End-to-end autonomous driving is increasingly adopting a multimodal planning paradigm that generates multiple trajectory candidates and selects the final plan, making candidate-set design critical. A fixed trajectory vocabulary provides stable coverage in routine driving but often misses optimal solutions in complex interactions, while scene-adaptive refinement can cause over-correction in simple scenarios by unnecessarily perturbing already strong vocabulary trajectories.We propose CdDrive, which preserves the original vocabulary candidates and augments them with scene-adaptive candidates generated by vocabulary-conditioned diffusion denoising. Both candidate types are jointly scored by a shared selection module, enabling reliable performance across routine and highly interactive scenarios. We further introduce HATNA (Horizon-Aware Trajectory Noise Adapter) to improve the smoothness and geometric continuity of diffusion candidates via temporal smoothing and horizon-aware noise modulation. Experiments on NAVSIM v1 and NAVSIM v2 demonstrate leading performance, and ablations verify the contribution of each component.
Paper Structure (54 sections, 38 equations, 5 figures, 7 tables)
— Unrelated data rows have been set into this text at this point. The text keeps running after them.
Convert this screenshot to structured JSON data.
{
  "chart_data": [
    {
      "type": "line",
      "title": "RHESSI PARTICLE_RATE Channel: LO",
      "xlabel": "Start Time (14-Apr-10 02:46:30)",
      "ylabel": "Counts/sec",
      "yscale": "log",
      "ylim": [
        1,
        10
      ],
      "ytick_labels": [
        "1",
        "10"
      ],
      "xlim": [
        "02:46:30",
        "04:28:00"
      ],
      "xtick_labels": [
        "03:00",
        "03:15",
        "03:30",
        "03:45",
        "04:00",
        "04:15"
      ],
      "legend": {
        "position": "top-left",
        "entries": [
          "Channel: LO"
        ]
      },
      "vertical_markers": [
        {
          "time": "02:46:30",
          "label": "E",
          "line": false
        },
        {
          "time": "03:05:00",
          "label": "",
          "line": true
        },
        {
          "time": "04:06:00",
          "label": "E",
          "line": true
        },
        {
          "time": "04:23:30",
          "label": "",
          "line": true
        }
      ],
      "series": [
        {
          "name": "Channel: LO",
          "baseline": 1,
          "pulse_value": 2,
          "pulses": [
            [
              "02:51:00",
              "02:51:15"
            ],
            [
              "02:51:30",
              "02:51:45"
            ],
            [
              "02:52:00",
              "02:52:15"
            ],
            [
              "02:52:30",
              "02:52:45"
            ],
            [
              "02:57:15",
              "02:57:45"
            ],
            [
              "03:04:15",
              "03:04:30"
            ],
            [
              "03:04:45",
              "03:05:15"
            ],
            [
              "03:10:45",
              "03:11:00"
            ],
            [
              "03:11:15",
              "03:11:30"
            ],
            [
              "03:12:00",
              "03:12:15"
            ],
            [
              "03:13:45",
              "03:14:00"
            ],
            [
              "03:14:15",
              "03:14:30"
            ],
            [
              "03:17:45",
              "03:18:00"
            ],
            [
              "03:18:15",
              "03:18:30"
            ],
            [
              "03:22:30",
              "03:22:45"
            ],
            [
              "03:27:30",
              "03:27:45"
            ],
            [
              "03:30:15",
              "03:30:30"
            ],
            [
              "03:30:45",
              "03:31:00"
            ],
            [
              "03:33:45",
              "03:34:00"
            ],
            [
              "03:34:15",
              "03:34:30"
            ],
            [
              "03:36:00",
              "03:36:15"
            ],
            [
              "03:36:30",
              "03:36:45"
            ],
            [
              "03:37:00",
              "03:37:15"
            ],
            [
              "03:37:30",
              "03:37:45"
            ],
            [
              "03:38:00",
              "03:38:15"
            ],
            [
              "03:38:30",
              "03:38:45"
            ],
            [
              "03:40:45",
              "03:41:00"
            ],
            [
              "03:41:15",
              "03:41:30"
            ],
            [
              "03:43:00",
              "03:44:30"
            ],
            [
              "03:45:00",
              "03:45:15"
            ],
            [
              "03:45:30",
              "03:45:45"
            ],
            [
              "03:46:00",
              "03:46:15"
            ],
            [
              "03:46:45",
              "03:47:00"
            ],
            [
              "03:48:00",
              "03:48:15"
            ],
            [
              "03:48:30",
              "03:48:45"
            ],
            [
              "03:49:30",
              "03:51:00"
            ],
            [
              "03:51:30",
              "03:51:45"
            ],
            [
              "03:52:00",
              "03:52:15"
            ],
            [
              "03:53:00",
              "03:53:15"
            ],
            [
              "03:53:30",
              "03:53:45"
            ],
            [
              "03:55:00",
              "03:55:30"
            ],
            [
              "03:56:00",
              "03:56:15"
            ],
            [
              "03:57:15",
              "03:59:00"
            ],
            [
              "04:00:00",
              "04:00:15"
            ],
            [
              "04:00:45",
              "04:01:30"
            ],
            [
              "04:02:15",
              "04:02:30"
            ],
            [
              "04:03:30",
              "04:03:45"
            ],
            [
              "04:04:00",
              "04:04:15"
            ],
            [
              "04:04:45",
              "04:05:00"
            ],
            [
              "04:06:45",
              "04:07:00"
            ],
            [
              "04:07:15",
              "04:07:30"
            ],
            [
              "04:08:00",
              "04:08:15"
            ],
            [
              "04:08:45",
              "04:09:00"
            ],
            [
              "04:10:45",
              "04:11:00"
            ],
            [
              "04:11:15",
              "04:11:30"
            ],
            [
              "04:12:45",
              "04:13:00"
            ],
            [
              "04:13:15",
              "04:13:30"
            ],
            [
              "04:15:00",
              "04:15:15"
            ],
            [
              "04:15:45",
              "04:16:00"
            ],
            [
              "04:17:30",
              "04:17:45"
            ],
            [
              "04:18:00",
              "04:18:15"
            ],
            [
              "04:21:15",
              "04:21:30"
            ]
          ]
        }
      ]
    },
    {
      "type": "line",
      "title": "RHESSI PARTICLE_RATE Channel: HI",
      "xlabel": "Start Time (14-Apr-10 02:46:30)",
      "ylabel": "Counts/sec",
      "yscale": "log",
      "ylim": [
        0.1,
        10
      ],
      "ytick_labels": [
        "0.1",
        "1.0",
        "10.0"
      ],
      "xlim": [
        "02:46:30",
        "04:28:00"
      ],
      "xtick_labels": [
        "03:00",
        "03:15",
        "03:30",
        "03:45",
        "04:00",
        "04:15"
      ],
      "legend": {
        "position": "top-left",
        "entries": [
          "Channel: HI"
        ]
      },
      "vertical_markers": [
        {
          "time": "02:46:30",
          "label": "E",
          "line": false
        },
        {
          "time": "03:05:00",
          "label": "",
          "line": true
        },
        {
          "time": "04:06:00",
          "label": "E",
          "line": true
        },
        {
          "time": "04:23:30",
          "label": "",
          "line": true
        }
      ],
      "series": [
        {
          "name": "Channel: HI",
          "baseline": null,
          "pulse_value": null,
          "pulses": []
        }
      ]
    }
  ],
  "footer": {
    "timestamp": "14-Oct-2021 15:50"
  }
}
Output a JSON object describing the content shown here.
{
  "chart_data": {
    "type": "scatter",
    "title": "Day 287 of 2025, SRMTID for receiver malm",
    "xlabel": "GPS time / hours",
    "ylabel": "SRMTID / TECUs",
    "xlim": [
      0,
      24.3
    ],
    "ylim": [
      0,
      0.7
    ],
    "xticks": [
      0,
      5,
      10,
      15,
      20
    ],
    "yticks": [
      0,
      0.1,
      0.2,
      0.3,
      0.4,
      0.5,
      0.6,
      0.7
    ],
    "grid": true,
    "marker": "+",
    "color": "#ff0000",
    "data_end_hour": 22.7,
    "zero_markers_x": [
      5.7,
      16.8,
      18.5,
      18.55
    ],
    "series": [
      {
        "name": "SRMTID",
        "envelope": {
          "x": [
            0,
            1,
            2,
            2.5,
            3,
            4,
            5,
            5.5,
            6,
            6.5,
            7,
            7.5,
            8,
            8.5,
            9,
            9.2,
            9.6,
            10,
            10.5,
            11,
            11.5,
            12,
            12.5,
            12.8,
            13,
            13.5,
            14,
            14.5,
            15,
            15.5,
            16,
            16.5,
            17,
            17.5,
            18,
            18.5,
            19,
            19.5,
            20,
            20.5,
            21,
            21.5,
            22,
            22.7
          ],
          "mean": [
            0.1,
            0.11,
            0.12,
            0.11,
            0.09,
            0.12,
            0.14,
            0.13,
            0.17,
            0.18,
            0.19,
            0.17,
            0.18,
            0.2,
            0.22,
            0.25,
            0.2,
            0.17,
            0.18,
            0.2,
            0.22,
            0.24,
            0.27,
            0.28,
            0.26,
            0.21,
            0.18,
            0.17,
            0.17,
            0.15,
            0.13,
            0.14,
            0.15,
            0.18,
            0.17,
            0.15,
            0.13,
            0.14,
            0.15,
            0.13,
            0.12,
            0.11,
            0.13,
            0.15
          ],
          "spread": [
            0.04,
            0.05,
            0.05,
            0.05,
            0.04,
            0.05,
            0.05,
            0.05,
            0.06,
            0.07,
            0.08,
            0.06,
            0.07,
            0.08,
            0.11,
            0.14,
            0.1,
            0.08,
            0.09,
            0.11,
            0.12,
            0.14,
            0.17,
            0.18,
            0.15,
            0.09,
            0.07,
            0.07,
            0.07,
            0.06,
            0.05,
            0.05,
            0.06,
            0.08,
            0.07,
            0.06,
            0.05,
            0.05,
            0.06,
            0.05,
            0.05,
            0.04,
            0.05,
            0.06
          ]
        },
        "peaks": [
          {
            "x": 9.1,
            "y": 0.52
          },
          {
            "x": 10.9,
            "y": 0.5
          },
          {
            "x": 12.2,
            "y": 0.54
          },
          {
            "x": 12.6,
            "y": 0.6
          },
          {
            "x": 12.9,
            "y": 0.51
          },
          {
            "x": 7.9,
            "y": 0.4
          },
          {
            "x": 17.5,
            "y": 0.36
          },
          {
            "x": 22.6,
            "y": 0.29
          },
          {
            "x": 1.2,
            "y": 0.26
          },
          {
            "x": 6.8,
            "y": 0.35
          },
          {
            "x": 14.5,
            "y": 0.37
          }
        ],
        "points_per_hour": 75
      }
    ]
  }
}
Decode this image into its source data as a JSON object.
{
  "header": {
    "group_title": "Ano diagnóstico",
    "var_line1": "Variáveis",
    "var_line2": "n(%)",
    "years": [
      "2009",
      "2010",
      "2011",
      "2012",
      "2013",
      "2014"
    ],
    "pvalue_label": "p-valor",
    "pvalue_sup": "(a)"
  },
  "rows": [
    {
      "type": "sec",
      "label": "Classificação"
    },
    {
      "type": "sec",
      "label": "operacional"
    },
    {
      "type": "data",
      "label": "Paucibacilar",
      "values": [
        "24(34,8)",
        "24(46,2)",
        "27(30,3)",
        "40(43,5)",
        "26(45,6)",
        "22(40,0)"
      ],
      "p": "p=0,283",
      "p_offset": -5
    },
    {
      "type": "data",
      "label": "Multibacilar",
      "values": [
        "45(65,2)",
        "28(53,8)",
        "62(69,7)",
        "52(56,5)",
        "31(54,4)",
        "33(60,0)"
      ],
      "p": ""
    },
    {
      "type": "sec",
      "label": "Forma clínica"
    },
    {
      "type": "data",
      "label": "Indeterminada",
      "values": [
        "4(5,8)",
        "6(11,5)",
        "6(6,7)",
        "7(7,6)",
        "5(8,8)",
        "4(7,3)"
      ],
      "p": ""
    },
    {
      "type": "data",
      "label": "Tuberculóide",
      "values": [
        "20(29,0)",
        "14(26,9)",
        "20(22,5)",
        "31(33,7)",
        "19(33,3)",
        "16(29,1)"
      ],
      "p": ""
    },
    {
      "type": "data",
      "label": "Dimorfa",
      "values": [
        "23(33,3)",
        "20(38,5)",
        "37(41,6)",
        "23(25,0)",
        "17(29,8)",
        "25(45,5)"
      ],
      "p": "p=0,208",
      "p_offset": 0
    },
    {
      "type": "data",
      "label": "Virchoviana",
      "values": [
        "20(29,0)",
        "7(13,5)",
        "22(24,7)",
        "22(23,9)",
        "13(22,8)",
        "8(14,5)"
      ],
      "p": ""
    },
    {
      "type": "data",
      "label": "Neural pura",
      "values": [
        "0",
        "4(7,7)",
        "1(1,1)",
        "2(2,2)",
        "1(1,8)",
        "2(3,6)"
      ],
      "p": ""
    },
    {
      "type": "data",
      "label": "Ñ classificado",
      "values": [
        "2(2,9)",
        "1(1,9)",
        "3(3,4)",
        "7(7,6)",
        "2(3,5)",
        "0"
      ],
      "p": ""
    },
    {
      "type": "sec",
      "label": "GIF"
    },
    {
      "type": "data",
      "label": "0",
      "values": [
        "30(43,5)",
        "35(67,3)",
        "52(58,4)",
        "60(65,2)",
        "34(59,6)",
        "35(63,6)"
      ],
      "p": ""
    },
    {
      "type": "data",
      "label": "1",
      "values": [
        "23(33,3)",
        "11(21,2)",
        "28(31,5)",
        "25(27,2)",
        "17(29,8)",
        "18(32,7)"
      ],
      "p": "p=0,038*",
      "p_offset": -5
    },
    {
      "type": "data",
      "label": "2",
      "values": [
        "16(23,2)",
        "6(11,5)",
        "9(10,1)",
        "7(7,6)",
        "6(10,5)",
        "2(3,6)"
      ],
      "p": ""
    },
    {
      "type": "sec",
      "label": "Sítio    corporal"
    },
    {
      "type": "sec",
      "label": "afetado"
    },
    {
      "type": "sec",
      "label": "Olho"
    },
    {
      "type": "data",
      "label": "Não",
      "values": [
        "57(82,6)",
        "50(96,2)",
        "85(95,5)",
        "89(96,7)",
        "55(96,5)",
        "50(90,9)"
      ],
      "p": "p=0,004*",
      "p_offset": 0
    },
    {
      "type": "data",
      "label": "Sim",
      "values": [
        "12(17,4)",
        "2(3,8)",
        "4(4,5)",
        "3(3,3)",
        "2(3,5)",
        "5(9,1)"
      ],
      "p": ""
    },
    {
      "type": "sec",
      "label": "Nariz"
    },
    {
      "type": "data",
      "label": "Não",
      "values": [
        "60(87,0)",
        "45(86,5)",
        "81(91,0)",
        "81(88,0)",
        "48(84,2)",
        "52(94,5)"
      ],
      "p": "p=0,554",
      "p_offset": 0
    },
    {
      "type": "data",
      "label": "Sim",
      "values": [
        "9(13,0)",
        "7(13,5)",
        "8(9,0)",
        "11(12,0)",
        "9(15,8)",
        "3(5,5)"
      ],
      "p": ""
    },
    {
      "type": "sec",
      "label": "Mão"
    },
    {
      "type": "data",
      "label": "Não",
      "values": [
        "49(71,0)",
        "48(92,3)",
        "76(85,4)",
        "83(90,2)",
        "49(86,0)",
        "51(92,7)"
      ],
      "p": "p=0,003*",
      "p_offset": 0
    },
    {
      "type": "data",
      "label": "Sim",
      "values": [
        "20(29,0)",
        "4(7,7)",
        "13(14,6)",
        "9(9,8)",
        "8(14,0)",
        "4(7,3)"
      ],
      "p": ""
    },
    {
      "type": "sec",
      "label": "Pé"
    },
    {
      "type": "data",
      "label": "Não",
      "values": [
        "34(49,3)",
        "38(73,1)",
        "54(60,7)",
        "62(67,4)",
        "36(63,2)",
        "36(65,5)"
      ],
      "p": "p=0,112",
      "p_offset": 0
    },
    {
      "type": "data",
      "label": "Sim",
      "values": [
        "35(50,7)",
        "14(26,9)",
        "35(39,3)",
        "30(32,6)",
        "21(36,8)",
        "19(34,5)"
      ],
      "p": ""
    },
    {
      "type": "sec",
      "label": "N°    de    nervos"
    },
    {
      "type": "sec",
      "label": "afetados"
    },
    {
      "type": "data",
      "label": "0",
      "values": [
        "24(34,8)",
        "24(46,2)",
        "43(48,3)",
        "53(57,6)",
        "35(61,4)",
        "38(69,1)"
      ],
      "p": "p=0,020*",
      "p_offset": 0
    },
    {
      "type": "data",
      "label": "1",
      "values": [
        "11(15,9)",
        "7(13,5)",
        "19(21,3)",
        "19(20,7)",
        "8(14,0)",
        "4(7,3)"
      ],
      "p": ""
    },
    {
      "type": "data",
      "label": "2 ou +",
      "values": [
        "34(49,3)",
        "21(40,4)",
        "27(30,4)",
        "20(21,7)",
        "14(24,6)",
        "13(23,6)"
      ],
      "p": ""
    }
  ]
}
This paper contains 54 sections, 38 equations, 5 figures, 7 tables.

Figures (5)

  • Figure 1: Candidate construction paradigms. (a) Static trajectory vocabulary followed by direct online decision. (b) Scene-adaptive refinement on the vocabulary, followed by online decision. (c) CdDrive: unify static vocabulary candidates and diffusion-refined candidates into one candidate pool for a shared decision module.
  • Figure 2: Overview of CdDrive. CdDrive forms a unified candidate set by combining vocabulary-anchor candidates with diffusion-refined, scene-adaptive candidates. HATNA performs horizon-aware noise adaptation prior to denoising refinement to improve geometric continuity and smoothness. A shared trajectory decision module evaluates all candidates and selects the executed trajectory.
  • Figure 3: Qualitative examples where scene-adaptive refinement does not necessarily improve over vocabulary trajectories. Green denotes the ground-truth trajectory, red denotes the selected vocabulary trajectory, and blue denotes the paired diffusion candidate. In routine (low-interaction) scenes, refinement can introduce over-corrections (highlighted in red circles), where the diffusion candidate deviates from the selected vocabulary trajectory and drifts away from the ground-truth trend.
  • Figure 4: Qualitative comparison of diffusion candidates with and without HATNA. Uniform noising across timesteps often yields kinked trajectories, while HATNA produces smoother diffusion candidates.
  • Figure 5: Qualitative comparison in highly interactive scenarios. Diffusion-refined candidates better align with interaction-induced constraints than static vocabulary trajectories.